Procollagen VII is a homotrimer of 350-kDa pro-alpha1(VII) chains, each consisting of a central collagenous domain flanked by the noncollagenous N-terminal NC1 domain and the C-terminal NC2 domain. After secretion from cells, procollagen VII molecules form anti-parallel dimers with a C-terminal 60-nm overlap. Characteristic alignment of procollagen VII monomers forming a dimer depends on site-specific binding between the NC2 domain and the triple-helical region adjacent to Cys-2634 of the interacting procollagen VII molecules. Formation of the intermolecular disulfide bonds between Cys-2634 and either Cys-2802 or Cys-2804 is promoted by the cleavage of the NC2 domain by procollagen C-proteinase. By employing recombinant procollagen VII variants harboring G2575R, R2622Q, or G2623C substitutions previously disclosed in patients with dystrophic epidermolysis bullosa, we studied how these amino acid substitutions affect intermolecular interactions. Binding assays utilizing an optical biosensor demonstrated that the G2575R substitution increased affinity between mutant molecules. In contrast, homotypic binding between the R2622Q or G2623C molecules was not detected. In addition, kinetics of heterotypic binding of all analyzed mutants to wild type collagen VII were different from those for binding between wild type molecules. Moreover, solid-state binding assays demonstrated that R2622Q and G2623C substitutions prevent formation of stable assemblies of procollagen C-proteinase-processed mutants. These results indicate that single amino acid substitutions in procollagen VII alter its self-assembly and provide a basis for understanding the pathomechanisms leading from mutations in the COL7A1 gene to fragility of the dermal-epidermal junction seen in patients with dystrophic forms of epidermolysis bullosa.     
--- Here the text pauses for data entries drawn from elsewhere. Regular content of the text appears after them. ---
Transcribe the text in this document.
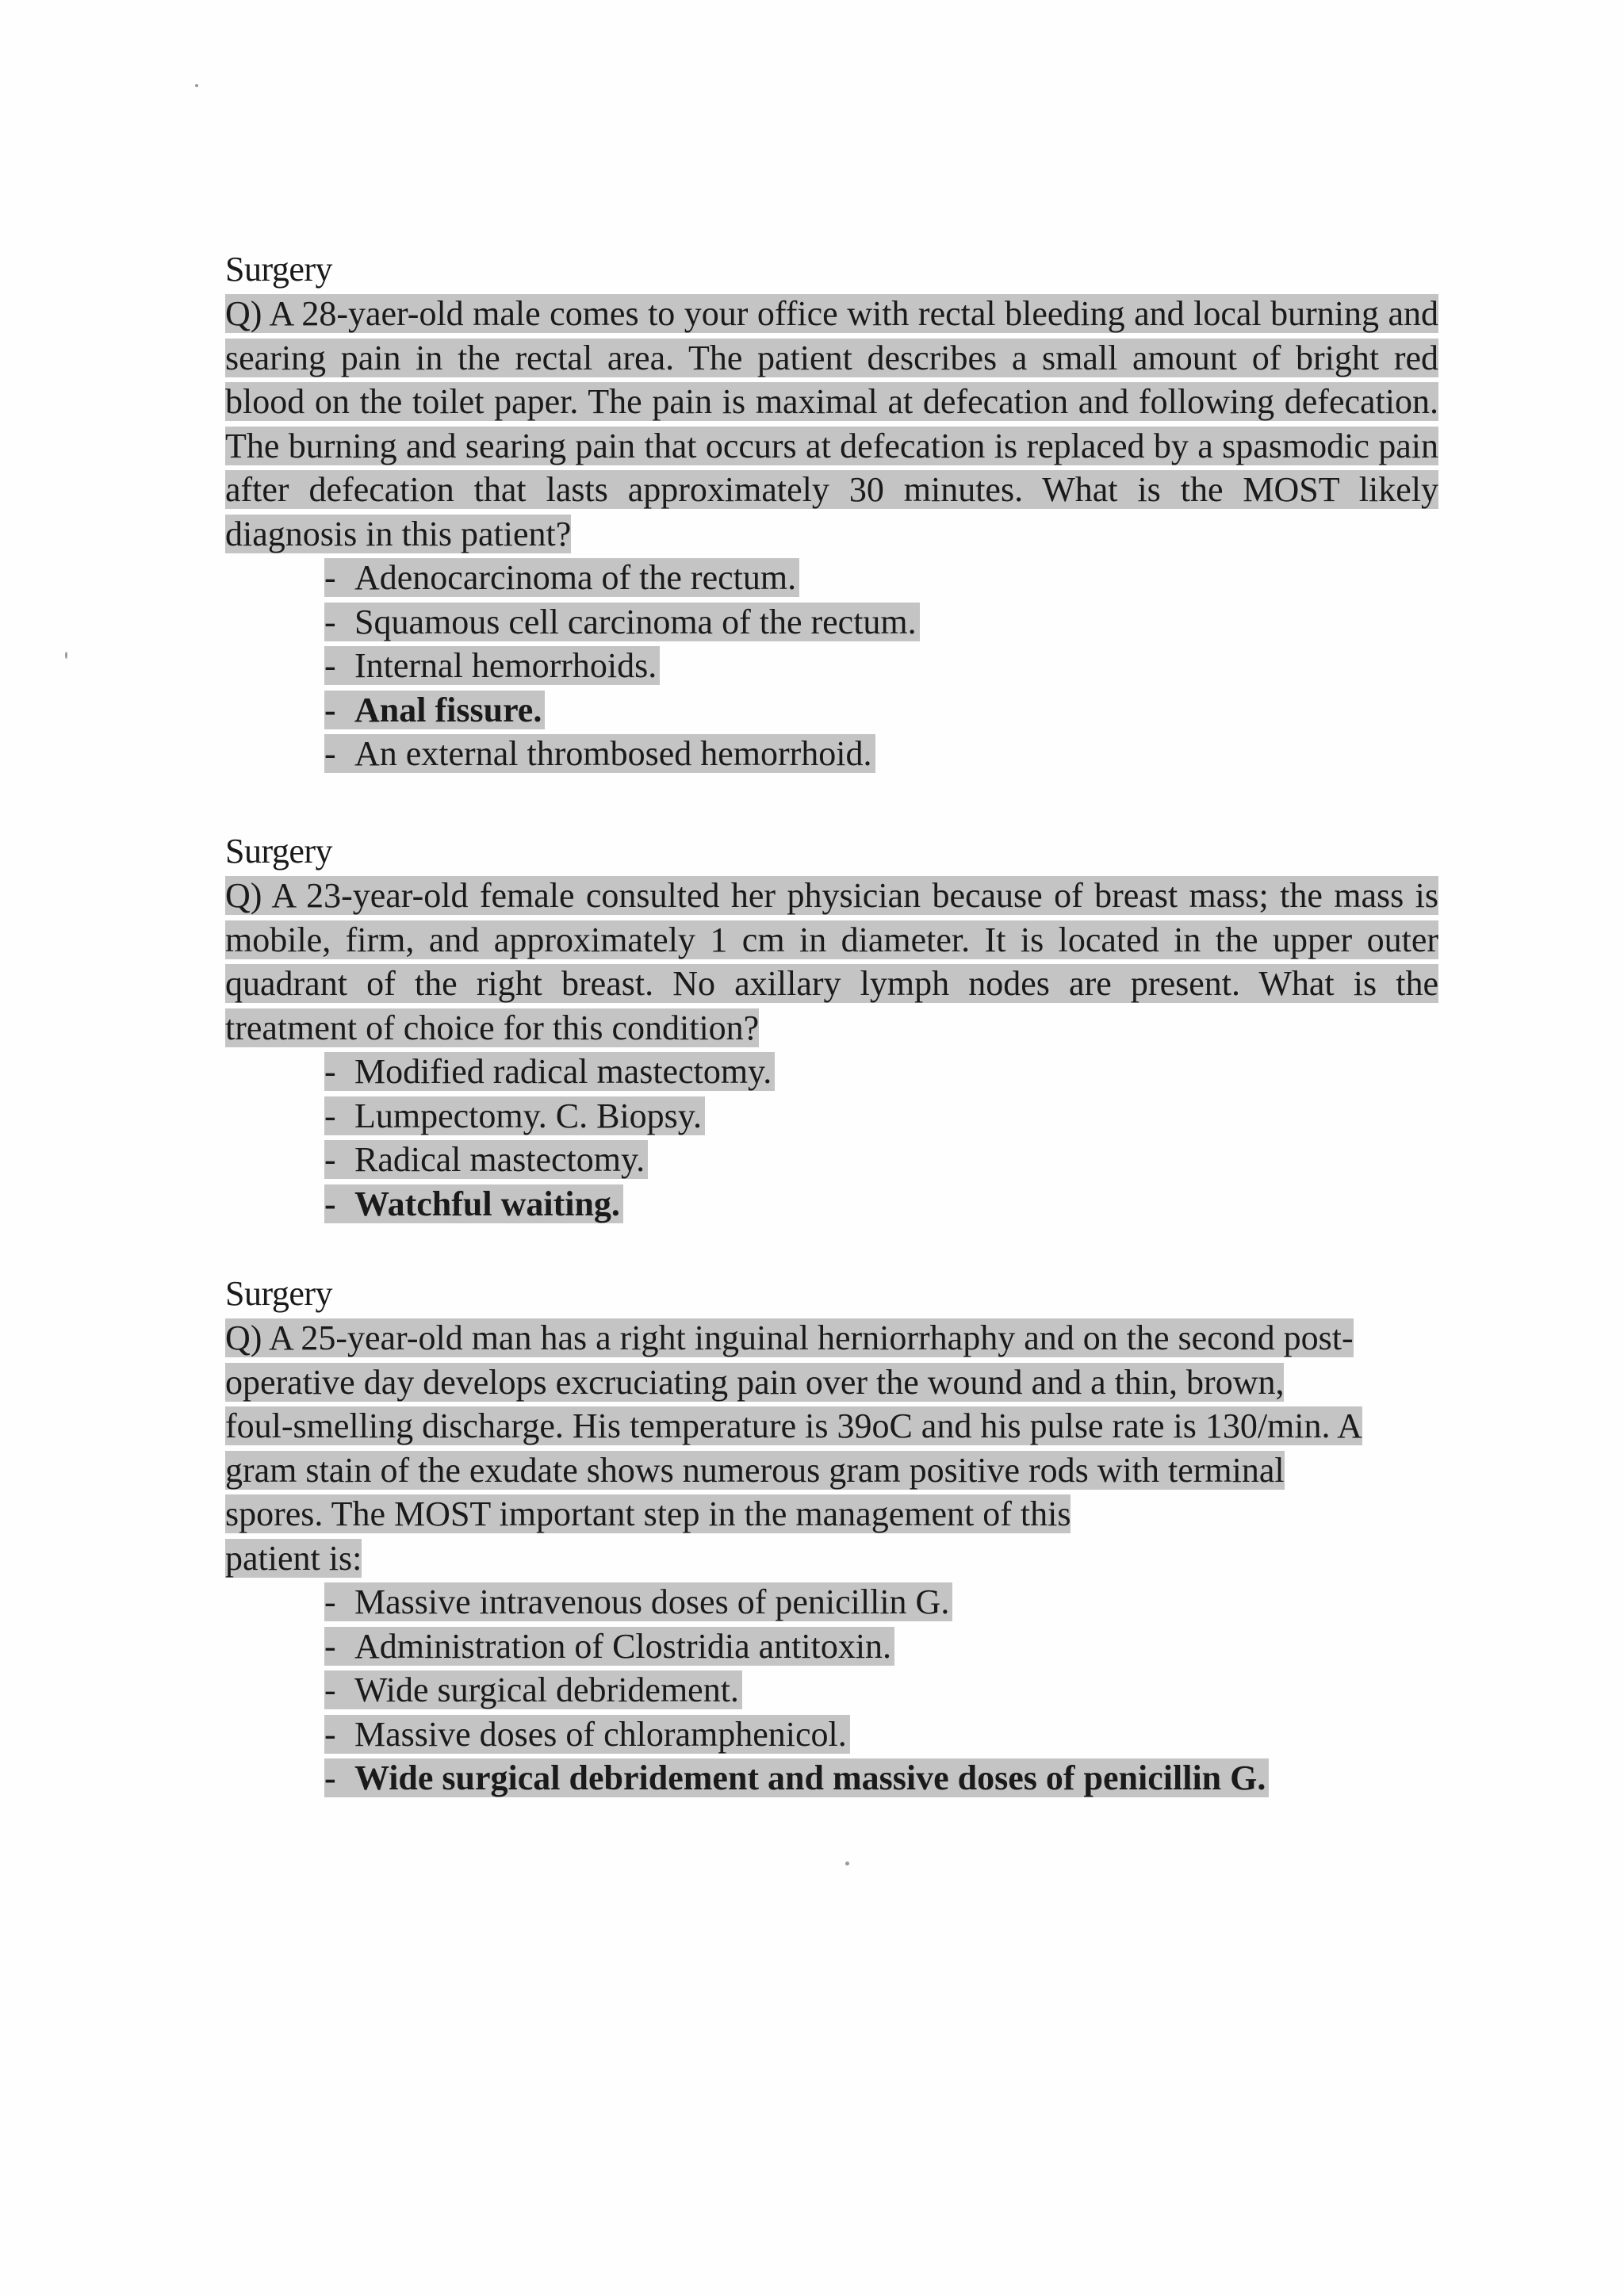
Surgery
Q) A 28-yaer-old male comes to your office with rectal bleeding and local burning and searing pain in the rectal area. The patient describes a small amount of bright red blood on the toilet paper. The pain is maximal at defecation and following defecation. The burning and searing pain that occurs at defecation is replaced by a spasmodic pain after defecation that lasts approximately 30 minutes. What is the MOST likely diagnosis in this patient?
- Adenocarcinoma of the rectum.
- Squamous cell carcinoma of the rectum.
- Internal hemorrhoids.
- Anal fissure.
- An external thrombosed hemorrhoid.
Surgery
Q) A 23-year-old female consulted her physician because of breast mass; the mass is mobile, firm, and approximately 1 cm in diameter. It is located in the upper outer quadrant of the right breast. No axillary lymph nodes are present. What is the treatment of choice for this condition?
- Modified radical mastectomy.
- Lumpectomy. C. Biopsy.
- Radical mastectomy.
- Watchful waiting.
Surgery
Q) A 25-year-old man has a right inguinal herniorrhaphy and on the second post-
operative day develops excruciating pain over the wound and a thin, brown,
foul-smelling discharge. His temperature is 39oC and his pulse rate is 130/min. A
gram stain of the exudate shows numerous gram positive rods with terminal
spores. The MOST important step in the management of this
patient is:
- Massive intravenous doses of penicillin G.
- Administration of Clostridia antitoxin.
- Wide surgical debridement.
- Massive doses of chloramphenicol.
- Wide surgical debridement and massive doses of penicillin G.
Single amino acid substitutions in the C-terminus of collagen II alter its affinity for collagen IX

The structural integrity of cartilage depends on the presence of extracellular matrices (ECM) formed by heterotypic fibrils composed of collagen II, collagen IX, and collagen XI. The formation of these fibrils depends on the site-specific binding between relatively small regions of interacting collagen molecules. Single amino acid substitutions in collagen II change the physicochemical and structural characteristics of those sites, thereby leading to an alteration of intermolecular collagen II/collagen IX interaction. Employing a biosensor to study interactions between R75C, R789C or G853E collagen II mutants and collagen IX, we demonstrated significant changes in the binding affinities. Moreover, analyses of computer models representing mutation sites defined exact changes in physicochemical characteristics of collagen II mutants. Our study shows that changes in collagen II/collagen IX affinity could represent one of the steps in a cascade of changes occurring in the ECM of cartilage as a result of single amino acid substitutions in collagen II.